Born on July 19, 1967, in Athens, Georgia, from an early age, Quinn shared a love for science with her parents both of whom were science educators. Her dad taught at a university and specialized in early science education, and to this day Quinn has many fond memories of spending time in his lab as a child. 

“I don’t know that I really had any options but to be pretty heavily involved in science just because it was so natural in my upbringing,” Quinn said in an interview with the United States Patent and Trademark Office.

Quinn continued to pursue her passion for science and graduated from Georgia Tech with an undergraduate degree in civil engineering. Through this experience, she became interested in environmental engineering, and the ability of technology, mathematics and science to help improve, sustain and preserve nature.

 

The Creation of EZVI

After earning her master’s and doctorate degrees in environmental engineering from the University of Central Florida (UCF), Quinn began working for NASA on its space shuttle program. Quinn then switched professional gears and in the late 1990s, she and her team began exploring ways to more effectively clean concentrations of the harmful chlorinated solvent contaminates NASA used in the degreasing of rocket engines. During this time, the standard approach involved pumping the contaminated groundwater out of the earth and treating it with iron, and then pumping the water back into the ground. However, the process was slow, and Quinn estimates that at best this method was only able to treat up to 100 pounds of contamination over a year.

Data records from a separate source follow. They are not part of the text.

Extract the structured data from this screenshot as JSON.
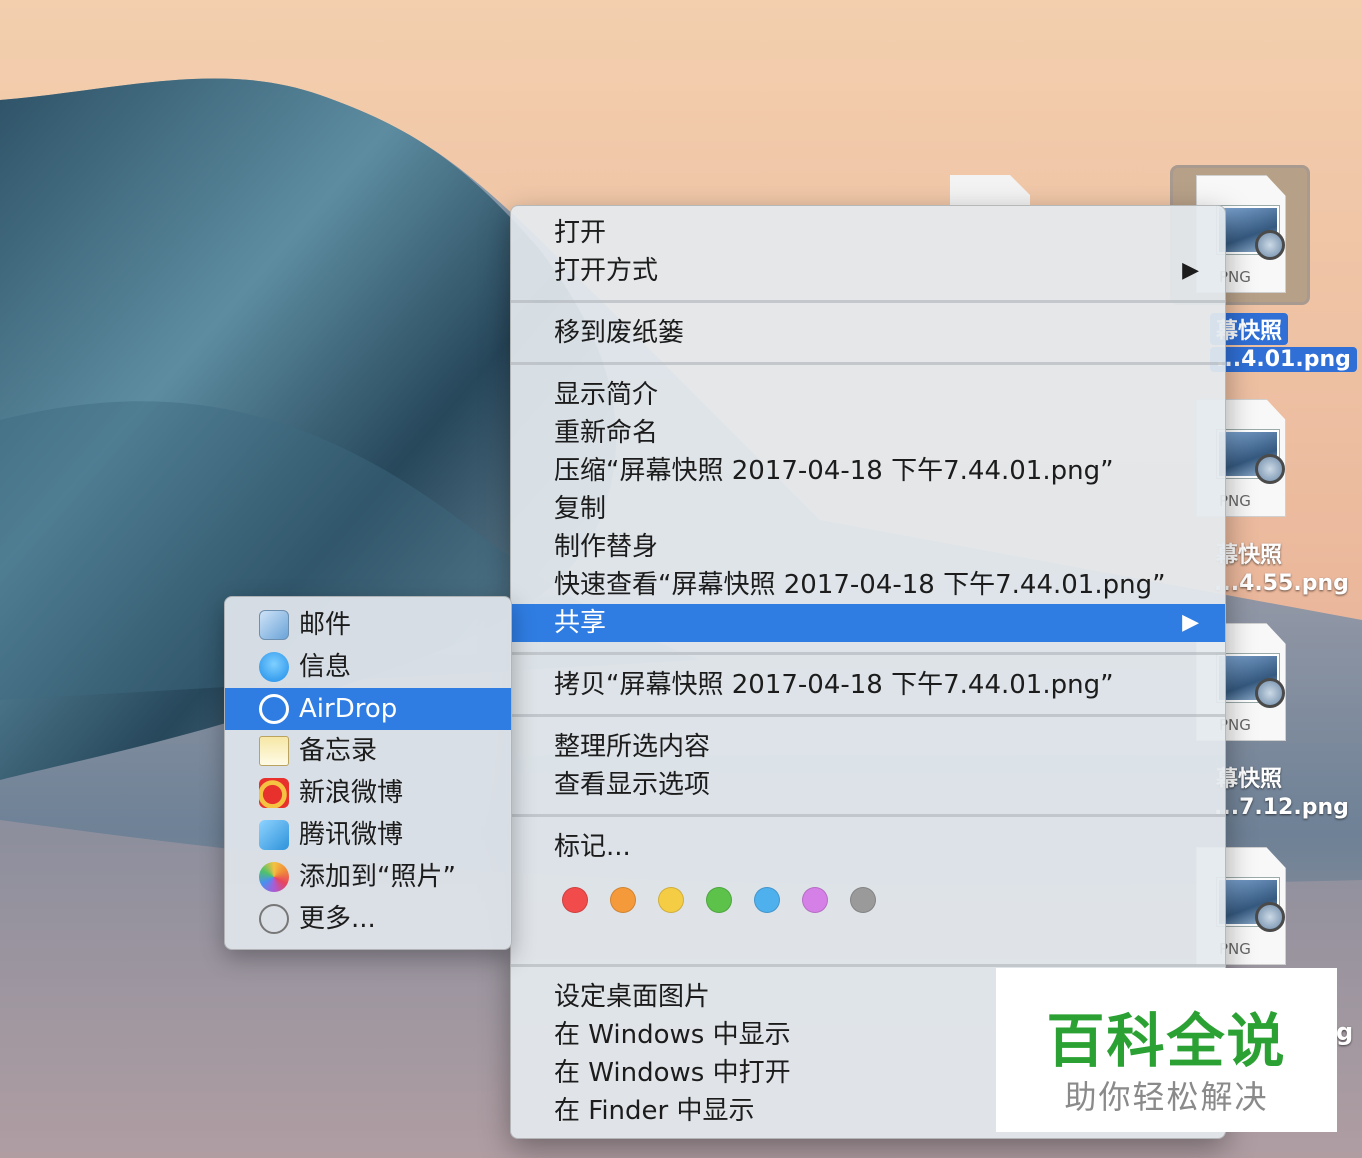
{
  "desktop": {
    "icons": [
      {
        "ext": "PNG",
        "line1": "幕快照",
        "line2": "...4.01.png",
        "selected": true
      },
      {
        "ext": "PNG",
        "line1": "幕快照",
        "line2": "...4.55.png",
        "selected": false
      },
      {
        "ext": "PNG",
        "line1": "幕快照",
        "line2": "...7.12.png",
        "selected": false
      },
      {
        "ext": "PNG",
        "line1": "",
        "line2": "g",
        "selected": false
      }
    ]
  },
  "context_menu": {
    "open": "打开",
    "open_with": "打开方式",
    "move_to_trash": "移到废纸篓",
    "get_info": "显示简介",
    "rename": "重新命名",
    "compress": "压缩“屏幕快照 2017-04-18 下午7.44.01.png”",
    "duplicate": "复制",
    "make_alias": "制作替身",
    "quick_look": "快速查看“屏幕快照 2017-04-18 下午7.44.01.png”",
    "share": "共享",
    "copy": "拷贝“屏幕快照 2017-04-18 下午7.44.01.png”",
    "clean_up": "整理所选内容",
    "view_options": "查看显示选项",
    "tags": "标记...",
    "tag_colors": [
      "#f24b4b",
      "#f59a3a",
      "#f4cd45",
      "#5cc24a",
      "#4fb0ee",
      "#d580e6",
      "#9a9a9a"
    ],
    "set_desktop_picture": "设定桌面图片",
    "show_in_windows": "在 Windows 中显示",
    "open_in_windows": "在 Windows 中打开",
    "show_in_finder": "在 Finder 中显示",
    "arrow": "▶"
  },
  "share_menu": {
    "items": [
      "邮件",
      "信息",
      "AirDrop",
      "备忘录",
      "新浪微博",
      "腾讯微博",
      "添加到“照片”",
      "更多..."
    ],
    "highlighted": "AirDrop"
  },
  "watermark": {
    "title": "百科全说",
    "subtitle": "助你轻松解决"
  },
  "colors": {
    "highlight": "#2f7de3",
    "selection_label": "#2f6fd6"
  }
}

In response, she and a team of researchers from UCF developed a more effective cleanup technology called emulsified zero-valent iron, or EZVI.

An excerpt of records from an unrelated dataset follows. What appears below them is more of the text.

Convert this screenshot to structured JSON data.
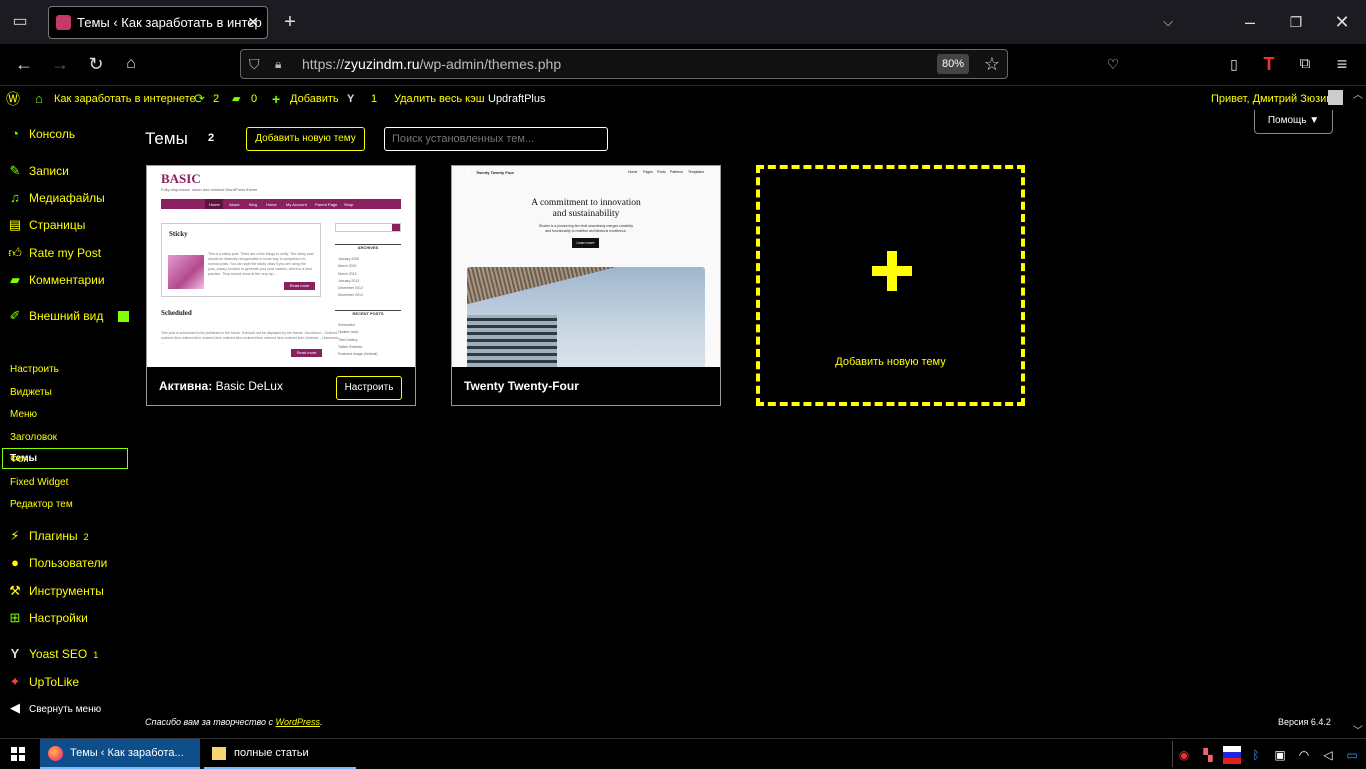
{
  "browser": {
    "tab_title": "Темы ‹ Как заработать в интер",
    "url_domain": "zyuzindm.ru",
    "url_path": "/wp-admin/themes.php",
    "url_scheme": "https://",
    "zoom": "80%"
  },
  "adminbar": {
    "site_name": "Как заработать в интернете",
    "updates_count": "2",
    "comments_count": "0",
    "add_label": "Добавить",
    "yoast_count": "1",
    "clear_cache": "Удалить весь кэш",
    "updraft": "UpdraftPlus",
    "greeting": "Привет, Дмитрий Зюзин"
  },
  "sidebar": {
    "items": [
      {
        "label": "Консоль",
        "icon": "dashboard-icon"
      },
      {
        "label": "Записи",
        "icon": "pin-icon"
      },
      {
        "label": "Медиафайлы",
        "icon": "media-icon"
      },
      {
        "label": "Страницы",
        "icon": "pages-icon"
      },
      {
        "label": "Rate my Post",
        "icon": "thumbs-up-icon"
      },
      {
        "label": "Комментарии",
        "icon": "comment-icon"
      },
      {
        "label": "Внешний вид",
        "icon": "brush-icon"
      },
      {
        "label": "Плагины",
        "icon": "plug-icon",
        "badge": "2"
      },
      {
        "label": "Пользователи",
        "icon": "user-icon"
      },
      {
        "label": "Инструменты",
        "icon": "wrench-icon"
      },
      {
        "label": "Настройки",
        "icon": "settings-icon"
      },
      {
        "label": "Yoast SEO",
        "icon": "yoast-icon",
        "badge": "1"
      },
      {
        "label": "UpToLike",
        "icon": "uptolike-icon"
      },
      {
        "label": "Свернуть меню",
        "icon": "collapse-icon"
      }
    ],
    "appearance_sub": [
      "Темы",
      "Настроить",
      "Виджеты",
      "Меню",
      "Заголовок",
      "Фон",
      "Fixed Widget",
      "Редактор тем"
    ]
  },
  "main": {
    "title": "Темы",
    "count": "2",
    "add_new": "Добавить новую тему",
    "search_placeholder": "Поиск установленных тем...",
    "help": "Помощь",
    "themes": [
      {
        "active_prefix": "Активна:",
        "name": "Basic DeLux",
        "action": "Настроить"
      },
      {
        "name": "Twenty Twenty-Four"
      }
    ],
    "add_tile_label": "Добавить новую тему"
  },
  "preview_basic": {
    "brand": "BASIC",
    "tagline": "Fully responsive, clean and minimal WordPress theme",
    "nav": [
      "Home",
      "About",
      "Blog",
      "Home",
      "My Account",
      "Parent Page",
      "Shop"
    ],
    "post_title": "Sticky",
    "post_text": "This is a sticky post. There are a few things to verify: The sticky post should be distinctly recognizable in some way in comparison to normal posts. You can style the sticky class if you are using the post_class() function to generate your post classes, which is a best practice. They should show at the very top…",
    "read_more": "Read more",
    "post2_title": "Scheduled",
    "post2_text": "This post is scheduled to be published in the future. It should not be displayed by the theme. Uncolored – Ordered ordered item ordered item ordered item ordered item ordered item ordered item ordered item Ordered – Uncolored …",
    "archives_head": "ARCHIVES",
    "archives": [
      "January 2000",
      "March 2015",
      "March 2013",
      "January 2013",
      "December 2012",
      "November 2012"
    ],
    "recent_head": "RECENT POSTS",
    "recent": [
      "Scheduled",
      "Привет, мир!",
      "Tiled Gallery",
      "Twitter Embeds",
      "Featured Image (Vertical)"
    ]
  },
  "preview_tt4": {
    "site": "Twenty Twenty Four",
    "nav": [
      "Home",
      "Pages",
      "Posts",
      "Patterns",
      "Templates"
    ],
    "headline1": "A commitment to innovation",
    "headline2": "and sustainability",
    "sub": "Études is a pioneering firm that seamlessly merges creativity and functionality to redefine architectural excellence.",
    "button": "Learn more"
  },
  "footer": {
    "thanks": "Спасибо вам за творчество с ",
    "wp_link": "WordPress",
    "thanks_end": ".",
    "version": "Версия 6.4.2"
  },
  "taskbar": {
    "firefox_task": "Темы ‹ Как заработа...",
    "folder_task": "полные статьи"
  },
  "colors": {
    "accent": "#ffff00",
    "icon": "#7fff00",
    "bg": "#000000"
  }
}
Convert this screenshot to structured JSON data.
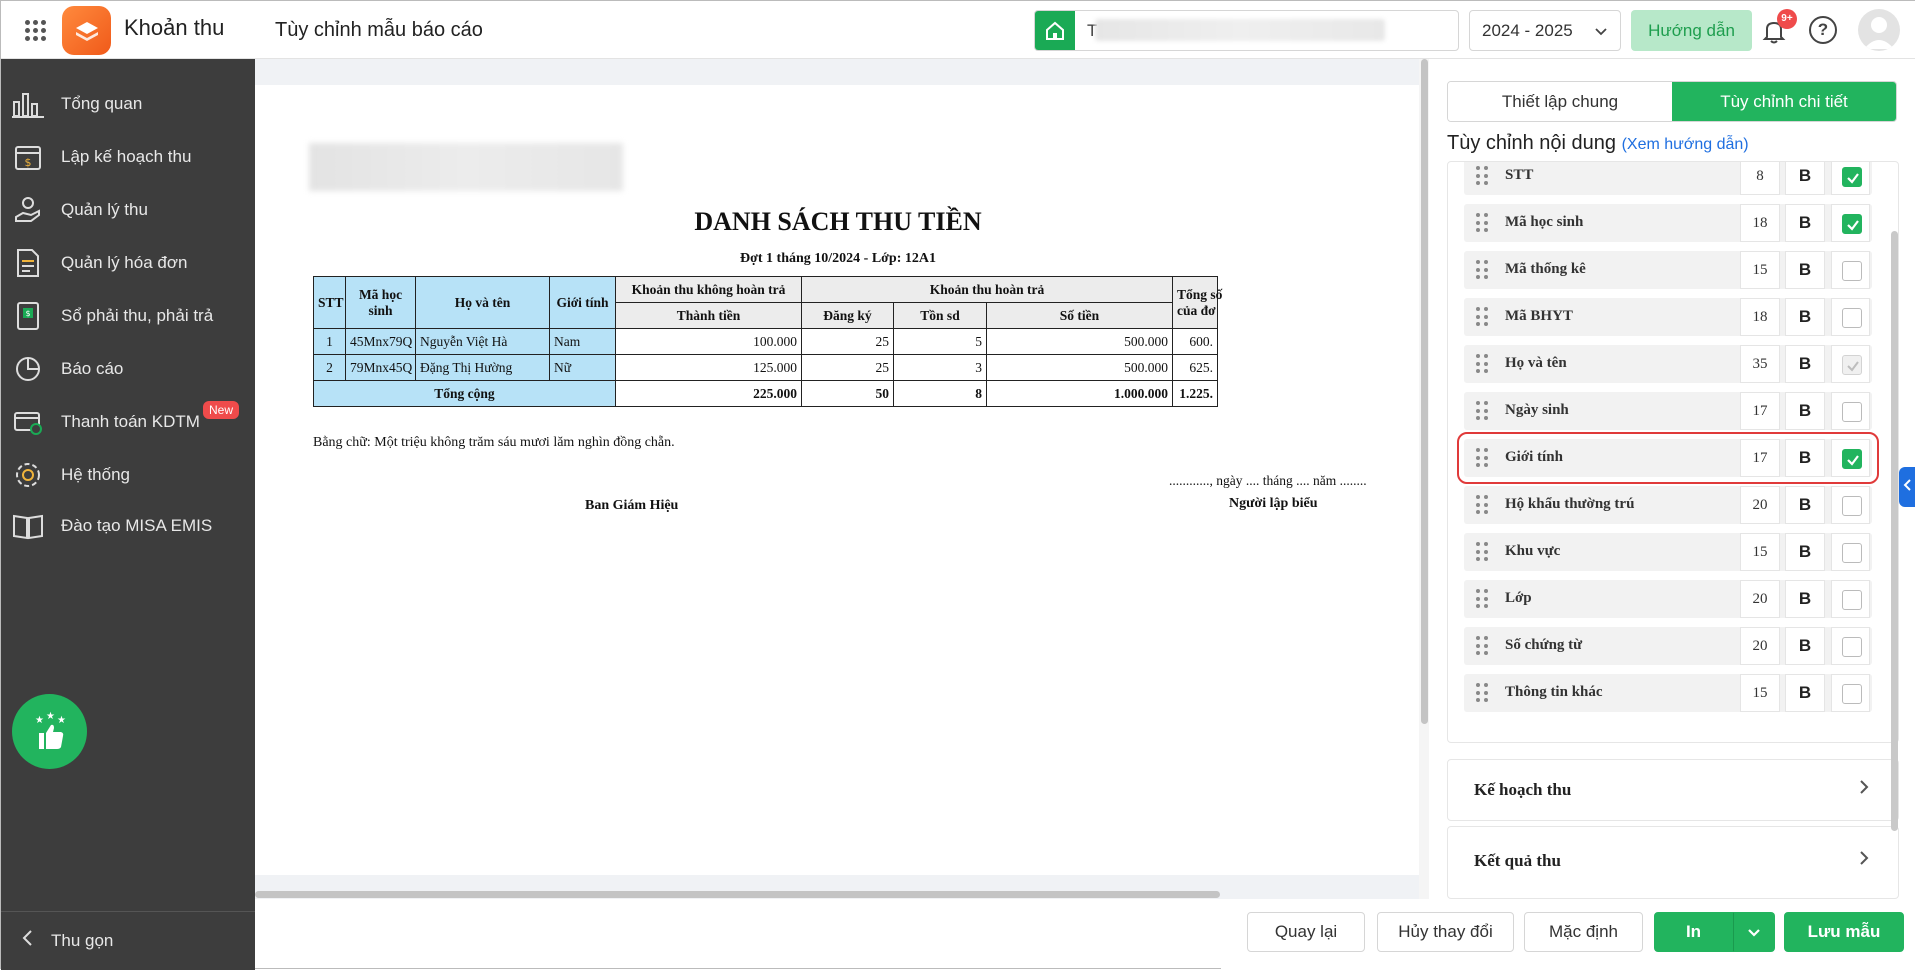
{
  "header": {
    "app_name": "Khoản thu",
    "page_title": "Tùy chỉnh mẫu báo cáo",
    "school_prefix": "T",
    "year": "2024 - 2025",
    "guide_label": "Hướng dẫn",
    "notification_count": "9+",
    "help_glyph": "?"
  },
  "sidebar": {
    "items": [
      {
        "label": "Tổng quan",
        "icon": "bar-chart-icon"
      },
      {
        "label": "Lập kế hoạch thu",
        "icon": "calendar-money-icon"
      },
      {
        "label": "Quản lý thu",
        "icon": "hand-coin-icon"
      },
      {
        "label": "Quản lý hóa đơn",
        "icon": "invoice-icon"
      },
      {
        "label": "Sổ phải thu, phải trả",
        "icon": "ledger-book-icon"
      },
      {
        "label": "Báo cáo",
        "icon": "pie-chart-icon"
      },
      {
        "label": "Thanh toán KDTM",
        "icon": "card-check-icon",
        "badge": "New"
      },
      {
        "label": "Hệ thống",
        "icon": "gear-icon"
      },
      {
        "label": "Đào tạo MISA EMIS",
        "icon": "open-book-icon"
      }
    ],
    "collapse_label": "Thu gọn"
  },
  "report": {
    "title": "DANH SÁCH THU TIỀN",
    "subtitle": "Đợt 1 tháng 10/2024 - Lớp: 12A1",
    "headers": {
      "stt": "STT",
      "student_code": "Mã học sinh",
      "full_name": "Họ và tên",
      "gender": "Giới tính",
      "group_nonrefund": "Khoản thu không hoàn trả",
      "group_refund": "Khoản thu hoàn trả",
      "total_partial_1": "Tổng số",
      "total_partial_2": "của đơ",
      "amount": "Thành tiền",
      "registered": "Đăng ký",
      "remaining": "Tồn sd",
      "money": "Số tiền"
    },
    "rows": [
      {
        "stt": "1",
        "code": "45Mnx79Q",
        "name": "Nguyễn Việt Hà",
        "gender": "Nam",
        "amount": "100.000",
        "registered": "25",
        "remaining": "5",
        "money": "500.000",
        "total": "600."
      },
      {
        "stt": "2",
        "code": "79Mnx45Q",
        "name": "Đặng Thị Hường",
        "gender": "Nữ",
        "amount": "125.000",
        "registered": "25",
        "remaining": "3",
        "money": "500.000",
        "total": "625."
      }
    ],
    "totals": {
      "label": "Tổng cộng",
      "amount": "225.000",
      "registered": "50",
      "remaining": "8",
      "money": "1.000.000",
      "total": "1.225."
    },
    "amount_in_words": "Bằng chữ: Một triệu không trăm sáu mươi lăm nghìn đồng chẵn.",
    "date_line": "............, ngày .... tháng .... năm ........",
    "sign_left": "Ban Giám Hiệu",
    "sign_right": "Người lập biểu"
  },
  "panel": {
    "tab_general": "Thiết lập chung",
    "tab_detail": "Tùy chỉnh chi tiết",
    "section_title": "Tùy chỉnh nội dung",
    "section_link": "(Xem hướng dẫn)",
    "bold_label": "B",
    "fields": [
      {
        "name": "STT",
        "width": "8",
        "state": "on"
      },
      {
        "name": "Mã học sinh",
        "width": "18",
        "state": "on"
      },
      {
        "name": "Mã thống kê",
        "width": "15",
        "state": "off"
      },
      {
        "name": "Mã BHYT",
        "width": "18",
        "state": "off"
      },
      {
        "name": "Họ và tên",
        "width": "35",
        "state": "disabled"
      },
      {
        "name": "Ngày sinh",
        "width": "17",
        "state": "off"
      },
      {
        "name": "Giới tính",
        "width": "17",
        "state": "on"
      },
      {
        "name": "Hộ khẩu thường trú",
        "width": "20",
        "state": "off"
      },
      {
        "name": "Khu vực",
        "width": "15",
        "state": "off"
      },
      {
        "name": "Lớp",
        "width": "20",
        "state": "off"
      },
      {
        "name": "Số chứng từ",
        "width": "20",
        "state": "off"
      },
      {
        "name": "Thông tin khác",
        "width": "15",
        "state": "off"
      }
    ],
    "accordions": [
      "Kế hoạch thu",
      "Kết quả thu"
    ]
  },
  "footer": {
    "back": "Quay lại",
    "discard": "Hủy thay đổi",
    "default": "Mặc định",
    "print": "In",
    "save": "Lưu mẫu"
  },
  "colors": {
    "accent": "#22b45e",
    "sidebar": "#3d3d3d",
    "highlight": "#e03a3a",
    "selection": "#b7e2f7"
  }
}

“Our vision was to take the reactants and encapsulate them within an oil bubble,” Quinn said in an interview with Tech Briefs. “If you go by the old adage that ‘like likes like,’ what we’re trying to do is we’re trying to encapsulate the reactants in something that we know the contaminant is attracted to.”

By injecting EZVI into contaminated groundwater, the system acts like a sponge, pulling the contaminant into the emulsion where it then breaks down into harmless byproducts.

In an interview with NIHF, Quinn explained that while NASA is known for its work in outer space, EZVI is proof that the organization also develops revolutionary technologies to use on our planet as well.

“EZVI is one of the most licensed technologies for NASA to date,” Quinn said. “Most people think of NASA as having space and airspace, and up and out — and one of the technologies that’s been licensed the most is actually one that’s literally down and in.”

Today, the EZVI system has decontaminated groundwater supplies on government sites and near plants that manufacture dyes, chemicals, aerosols, paint and more.